What Americans Can Learn From How The French Eat - Tasting Table
Briefly

What Americans Can Learn From How The French Eat - Tasting Table
French cuisine is paired with strong traditions and etiquette. A traditional French breakfast is modest, typically including coffee, fruit juice, bread with butter or jam, or a freshly baked pastry such as a croissant. Breakfast stays light because lunch and dinner are treated with great seriousness. For meals at bistros, brasseries, or restaurants, reservations are required and guests should arrive promptly to keep their table. French service is described as professional and efficient rather than rude, with less emphasis on forced friendliness. Visitors are encouraged to be courteous without being overly familiar, matching the service style.
"If you tend to start the day with a Denny's Grand Slam, you'll find a traditional French breakfast to be a more modest, but still delicious, affair. Typically, it will consist of coffee, fruit juice, bread with butter or jam, or a freshly baked pastry, such as the classic croissant (which actually has Austrian origins). France is hardly abstemious in culinary matters - rather, breakfast is light because the French take lunch and dinner very seriously."

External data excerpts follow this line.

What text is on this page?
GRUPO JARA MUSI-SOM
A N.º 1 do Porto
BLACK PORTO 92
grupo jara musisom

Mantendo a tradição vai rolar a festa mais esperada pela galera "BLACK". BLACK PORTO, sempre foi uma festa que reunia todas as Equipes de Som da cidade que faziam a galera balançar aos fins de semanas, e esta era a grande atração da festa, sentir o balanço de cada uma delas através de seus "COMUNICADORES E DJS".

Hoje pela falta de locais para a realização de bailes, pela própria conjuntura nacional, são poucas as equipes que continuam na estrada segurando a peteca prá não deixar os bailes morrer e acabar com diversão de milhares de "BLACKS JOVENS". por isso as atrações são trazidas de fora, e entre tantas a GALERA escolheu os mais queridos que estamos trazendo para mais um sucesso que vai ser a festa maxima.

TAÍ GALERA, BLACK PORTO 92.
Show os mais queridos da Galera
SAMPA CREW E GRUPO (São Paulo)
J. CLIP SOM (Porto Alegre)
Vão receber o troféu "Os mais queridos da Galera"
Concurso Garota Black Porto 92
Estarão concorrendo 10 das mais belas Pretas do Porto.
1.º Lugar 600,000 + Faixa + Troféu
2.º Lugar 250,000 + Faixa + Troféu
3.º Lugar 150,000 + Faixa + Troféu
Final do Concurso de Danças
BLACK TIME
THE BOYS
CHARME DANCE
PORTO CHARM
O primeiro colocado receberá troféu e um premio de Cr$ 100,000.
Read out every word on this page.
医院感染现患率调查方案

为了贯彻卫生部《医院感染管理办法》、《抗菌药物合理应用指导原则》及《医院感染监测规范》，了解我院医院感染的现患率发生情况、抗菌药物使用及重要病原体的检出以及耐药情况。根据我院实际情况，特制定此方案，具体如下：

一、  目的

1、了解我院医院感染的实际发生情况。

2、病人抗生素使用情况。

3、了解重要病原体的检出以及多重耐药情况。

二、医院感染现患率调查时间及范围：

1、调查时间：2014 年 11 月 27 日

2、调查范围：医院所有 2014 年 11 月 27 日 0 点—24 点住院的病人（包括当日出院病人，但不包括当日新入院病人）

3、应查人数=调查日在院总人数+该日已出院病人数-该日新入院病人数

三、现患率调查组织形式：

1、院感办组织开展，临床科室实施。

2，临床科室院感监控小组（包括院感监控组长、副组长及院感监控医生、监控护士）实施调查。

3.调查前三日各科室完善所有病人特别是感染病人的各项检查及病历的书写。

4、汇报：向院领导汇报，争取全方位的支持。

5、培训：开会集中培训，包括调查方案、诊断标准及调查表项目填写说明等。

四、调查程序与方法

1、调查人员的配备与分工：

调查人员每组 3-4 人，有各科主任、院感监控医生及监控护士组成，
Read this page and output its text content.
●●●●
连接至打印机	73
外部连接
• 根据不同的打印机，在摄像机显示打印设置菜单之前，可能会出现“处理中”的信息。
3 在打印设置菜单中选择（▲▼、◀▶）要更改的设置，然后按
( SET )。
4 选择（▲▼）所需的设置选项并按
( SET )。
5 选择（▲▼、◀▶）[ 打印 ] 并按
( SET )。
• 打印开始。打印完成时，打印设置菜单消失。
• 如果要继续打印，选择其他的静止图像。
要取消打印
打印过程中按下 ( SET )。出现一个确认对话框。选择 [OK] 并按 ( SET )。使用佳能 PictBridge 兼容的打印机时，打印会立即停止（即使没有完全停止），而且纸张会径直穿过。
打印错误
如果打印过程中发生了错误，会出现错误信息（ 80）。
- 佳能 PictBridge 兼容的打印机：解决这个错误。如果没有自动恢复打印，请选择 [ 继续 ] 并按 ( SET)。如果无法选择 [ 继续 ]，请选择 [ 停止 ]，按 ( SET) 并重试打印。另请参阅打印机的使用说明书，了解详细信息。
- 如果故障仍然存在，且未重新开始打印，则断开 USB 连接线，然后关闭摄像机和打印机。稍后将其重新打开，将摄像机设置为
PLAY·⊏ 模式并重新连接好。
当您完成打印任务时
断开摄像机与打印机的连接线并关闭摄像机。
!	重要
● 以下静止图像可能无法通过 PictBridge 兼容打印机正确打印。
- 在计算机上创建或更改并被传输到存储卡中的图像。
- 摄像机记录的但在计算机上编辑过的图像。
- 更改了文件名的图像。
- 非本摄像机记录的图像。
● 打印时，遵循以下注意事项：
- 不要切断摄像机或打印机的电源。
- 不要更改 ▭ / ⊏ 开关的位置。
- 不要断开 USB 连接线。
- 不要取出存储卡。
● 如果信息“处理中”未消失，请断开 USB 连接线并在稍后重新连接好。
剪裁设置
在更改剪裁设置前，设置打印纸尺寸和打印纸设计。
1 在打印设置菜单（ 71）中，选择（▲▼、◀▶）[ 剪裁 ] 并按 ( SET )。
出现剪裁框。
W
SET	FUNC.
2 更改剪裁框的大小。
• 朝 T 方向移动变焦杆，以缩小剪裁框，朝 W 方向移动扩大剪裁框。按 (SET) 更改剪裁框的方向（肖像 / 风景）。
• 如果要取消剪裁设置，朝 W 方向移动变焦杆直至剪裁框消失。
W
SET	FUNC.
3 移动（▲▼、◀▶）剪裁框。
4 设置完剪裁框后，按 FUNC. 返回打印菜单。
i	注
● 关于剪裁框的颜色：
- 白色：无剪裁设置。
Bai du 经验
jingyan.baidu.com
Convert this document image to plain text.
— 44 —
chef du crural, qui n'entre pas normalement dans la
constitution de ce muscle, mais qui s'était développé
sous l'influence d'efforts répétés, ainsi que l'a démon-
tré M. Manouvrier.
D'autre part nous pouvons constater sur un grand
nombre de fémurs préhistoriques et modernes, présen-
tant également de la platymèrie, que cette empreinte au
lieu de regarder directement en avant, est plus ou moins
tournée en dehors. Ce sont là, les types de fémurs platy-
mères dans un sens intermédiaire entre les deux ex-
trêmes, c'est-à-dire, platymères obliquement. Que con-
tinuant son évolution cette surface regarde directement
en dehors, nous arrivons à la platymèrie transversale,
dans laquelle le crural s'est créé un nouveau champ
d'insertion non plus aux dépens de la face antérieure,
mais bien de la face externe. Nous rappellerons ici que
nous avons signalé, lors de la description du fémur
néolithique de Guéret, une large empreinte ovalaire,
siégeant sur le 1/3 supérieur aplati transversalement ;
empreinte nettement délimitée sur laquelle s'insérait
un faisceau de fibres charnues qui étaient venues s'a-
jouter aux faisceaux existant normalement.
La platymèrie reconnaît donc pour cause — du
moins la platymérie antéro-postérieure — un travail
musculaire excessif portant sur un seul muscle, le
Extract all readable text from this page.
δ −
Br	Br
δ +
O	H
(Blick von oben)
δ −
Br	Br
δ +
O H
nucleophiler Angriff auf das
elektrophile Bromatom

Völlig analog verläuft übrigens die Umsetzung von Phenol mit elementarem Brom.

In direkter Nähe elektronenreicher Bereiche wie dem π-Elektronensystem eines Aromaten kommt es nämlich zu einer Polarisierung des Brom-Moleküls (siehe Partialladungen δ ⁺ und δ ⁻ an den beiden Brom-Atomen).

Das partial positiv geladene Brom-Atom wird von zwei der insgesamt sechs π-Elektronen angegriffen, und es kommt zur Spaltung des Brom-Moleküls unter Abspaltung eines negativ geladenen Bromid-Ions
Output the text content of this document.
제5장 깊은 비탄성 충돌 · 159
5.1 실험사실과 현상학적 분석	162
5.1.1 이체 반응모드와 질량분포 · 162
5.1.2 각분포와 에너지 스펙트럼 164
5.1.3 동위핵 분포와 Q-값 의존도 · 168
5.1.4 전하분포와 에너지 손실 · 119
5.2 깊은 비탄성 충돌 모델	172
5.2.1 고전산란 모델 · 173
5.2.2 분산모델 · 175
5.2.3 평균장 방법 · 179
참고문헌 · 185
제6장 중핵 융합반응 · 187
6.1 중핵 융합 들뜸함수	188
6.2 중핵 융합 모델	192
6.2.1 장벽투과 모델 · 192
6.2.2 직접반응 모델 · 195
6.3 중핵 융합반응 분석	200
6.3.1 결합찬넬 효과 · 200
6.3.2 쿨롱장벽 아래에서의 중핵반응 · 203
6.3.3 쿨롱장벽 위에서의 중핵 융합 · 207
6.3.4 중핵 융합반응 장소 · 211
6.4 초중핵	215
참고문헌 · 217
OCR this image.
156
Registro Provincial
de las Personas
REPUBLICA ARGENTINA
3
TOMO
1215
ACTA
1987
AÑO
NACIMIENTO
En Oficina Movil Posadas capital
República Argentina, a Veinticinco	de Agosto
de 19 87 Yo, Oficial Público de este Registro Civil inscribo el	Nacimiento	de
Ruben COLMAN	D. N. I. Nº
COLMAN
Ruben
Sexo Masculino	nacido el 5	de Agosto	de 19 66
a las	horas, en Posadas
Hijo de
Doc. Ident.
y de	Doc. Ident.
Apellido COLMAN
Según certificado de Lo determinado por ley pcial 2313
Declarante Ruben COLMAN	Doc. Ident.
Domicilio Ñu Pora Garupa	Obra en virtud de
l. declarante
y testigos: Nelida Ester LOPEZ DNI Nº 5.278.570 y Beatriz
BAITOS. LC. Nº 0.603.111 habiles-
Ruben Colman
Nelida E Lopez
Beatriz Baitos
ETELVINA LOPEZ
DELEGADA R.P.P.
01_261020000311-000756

"When having lunch or dinner at a bistro, brasserie, or restaurant (it's worth learning the difference before doing so), you will need a reservation. Arrive promptly, as lateness will lose you your table. You may have heard horror stories about the notorious rudeness of French servers, but this is largely a myth - there's simply a greater emphasis on professionalism and efficiency than on maintaining an air of enforced jollity."
"Again, this is something we could all learn from the French - work as a restaurant server is hard enough without customers getting offended that the waiter didn't wear a fake smile. Be courteous but not overly familiar, and French servers will do the same."